In Microsoft's official article (from short to long, how computers learn reading comprehension), machine reading comprehension is one of the higher difficulty coefficients in natural language processing tasks, such as squad problem and answer has very rich diversity. These five questions may involve a person in the article, a location, or a time, and so on, and may ask some questions about why (Why) and how. The latter answer may actually be a sentence, or even a short sentence, so solving the problem is only trickier.
1. Basic principle
Today's practice algorithm is Microsoft's proposed r-net, its architecture is as follows:
The model is also divided into four layers.
(1) The bottom of the layer to do the presentation of learning, is to the problem and the text in each of the words to make a representation, that is, the vector in depth learning. The research group uses a multilayer bi-directional cyclic neural network. As can be seen from the graph, it uses word and char two kinds of embedding to enrich the input characteristics while doing embed, so that it can solve the relationship among the different expressions in some questions better.
(2) Compare the vectors in the problem with the vectors in the text so that you can find out which parts of the problem are close to each other.
(3) The results are compared in the global. These are achieved through the attention mechanism (attention).
in which (2) and (3) Two steps are gated convolution Network + attention mechanism to achieve, for each word in the original text, the attention distribution of the problem is calculated, and the attention distribution problem is expressed, the expression of the word and the corresponding problem is expressed by input RNN encoding, and the query-aware representation of the word is obtained. The difference is that R-net uses an extra door to filter unimportant information before the original word representation and the corresponding problem indicate input RNN.

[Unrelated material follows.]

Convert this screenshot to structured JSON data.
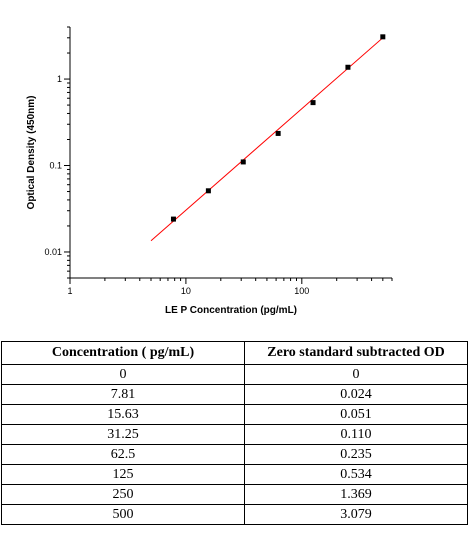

(4) to predict each word in the chosen answer candidate area, which word is the beginning of the answer, and to which word is the end of the answer. In this way, the system picks out the most likely piece of text and finally prints out the answer. The whole process is an end-to-end system based on the above four levels of neural networks
2. Practice Test
Found an open source code https://github.com/unilight/R-NET-in-Tensorflow, to compile, the environment for TensorFlow 1.3, python3.6, adapt the source code to the python3.0 environment.
(1) Data preprocessing
Perform preprocess.py--gen_seq True
After the execution, you can see that the data directory has been preprocessed results.
(2) Training
Modify the code for training.
(3) test
This code is not disclosed by Microsoft, it is only a single model, the effect Exactmatch (EM) and F1 scores are 57% and 71%, respectively, from Microsoft's final integration model still a certain distance.